Это копия медицинского заключения. Моего. Какое к черту убийство? Я пробегаюсь глазами по листу. Переворачиваю на обратную сторону. Фотографии. На них молодая девушка с карими глазами, темно-каштановыми волосами. Чуть вздернутым носиком. И выпущенными внутренностями. К горлу подкатывает тошнота.
Я закрываю рот рукой, но взгляд от фотографий не отвожу. Просто не могу. Меня парализовало.
Голова взрывается от воспоминаний.
Мне десять.
Родители не могут меня забрать сегодня со школы, а поэтому я возвращаюсь сам. На улице уже темно, зимой всегда темнеет рано. Я весело размахиваю рюкзачком и, засмотревшись на звездное небо, на клубы пара, выдыхаемые мною, я поворачиваю не туда. Какой-то тупик. Между двух кирпичных домов в четыре этажа. Я забрел по ошибке в какой-то закоулок, где стоят лишь огромные мусорные баки. Я только хочу развернуться и вернуться к дороге, чтобы найти путь домой, как в подворотне разносится крик. Женский.
Я быстро прячусь за мусорный бак, наблюдая за происходящим из-за него. Сердечко бешено колотится, и я боюсь, что это услышат.
В подворотню, следом за девушкой забегает мужчина.
Он сначала ударяет ее ножом. Раз двадцать, не меньше. Меня рвет, на рюкзак, на школьное пальто. Потому что мужчина выпускает девушке кишки. Он делает это с таким наслаждением, что не видит и не слышит меня. Он вспарывает девушке кожу, отрезает по кусочку.

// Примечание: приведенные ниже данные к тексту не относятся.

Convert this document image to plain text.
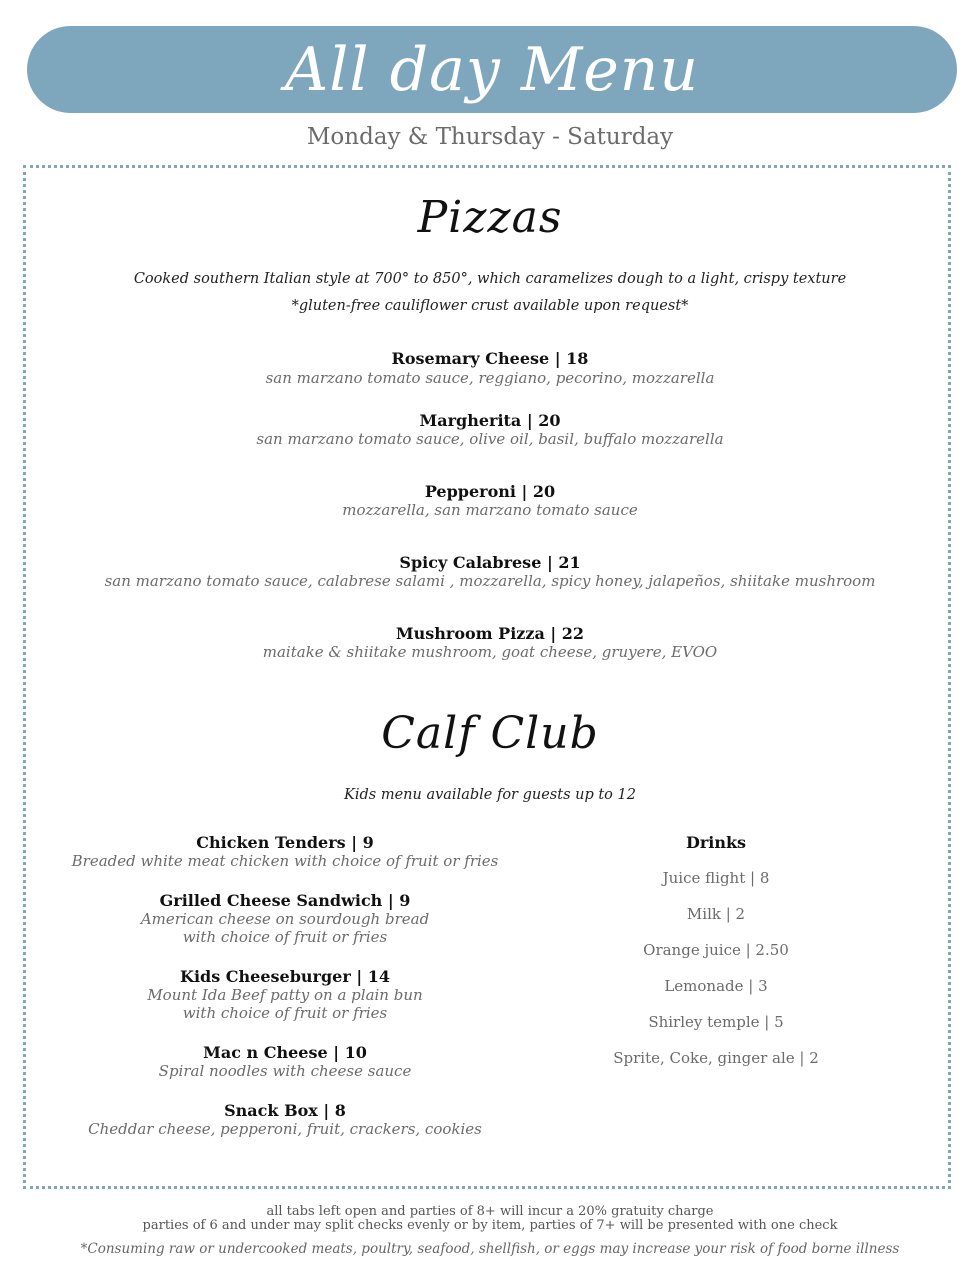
All day Menu
Monday & Thursday - Saturday
Pizzas
Cooked southern Italian style at 700° to 850°, which caramelizes dough to a light, crispy texture
*gluten-free cauliflower crust available upon request*
Rosemary Cheese | 18
san marzano tomato sauce, reggiano, pecorino, mozzarella
Margherita | 20
san marzano tomato sauce, olive oil, basil, buffalo mozzarella
Pepperoni | 20
mozzarella, san marzano tomato sauce
Spicy Calabrese | 21
san marzano tomato sauce, calabrese salami , mozzarella, spicy honey, jalapeños, shiitake mushroom
Mushroom Pizza | 22
maitake & shiitake mushroom, goat cheese, gruyere, EVOO
Calf Club
Kids menu available for guests up to 12
Chicken Tenders | 9
Breaded white meat chicken with choice of fruit or fries
Grilled Cheese Sandwich | 9
American cheese on sourdough bread
with choice of fruit or fries
Kids Cheeseburger | 14
Mount Ida Beef patty on a plain bun
with choice of fruit or fries
Mac n Cheese | 10
Spiral noodles with cheese sauce
Snack Box | 8
Cheddar cheese, pepperoni, fruit, crackers, cookies
Drinks
Juice flight | 8
Milk | 2
Orange juice | 2.50
Lemonade | 3
Shirley temple | 5
Sprite, Coke, ginger ale | 2
all tabs left open and parties of 8+ will incur a 20% gratuity charge
parties of 6 and under may split checks evenly or by item, parties of 7+ will be presented with one check
*Consuming raw or undercooked meats, poultry, seafood, shellfish, or eggs may increase your risk of food borne illness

А потом приезжает полиция.
Пол под ногами качается, как палуба корабля. Я пытаюсь встать, но падаю. Голова кружится, а в глазах темнеет. Я падаю. В последний момент меня кто-то ловит. По запаху ментоловых сигарет и апельсинового мармелада я понимаю, что это Томас. Но мое сознание отключается. Меня колотит. Меня тошнит. Я на грани того, чтобы умереть от шока и наступившей паники.
– Ньют, – Томас держит меня за руку, – это просто паника. Задержи дыхание.
Но я даже не могу вдохнуть. Сердце замедляется и… останавливается? Что?
Нет. Нет. Я не могу умереть от шока и воспоминаний. Только не сейчас.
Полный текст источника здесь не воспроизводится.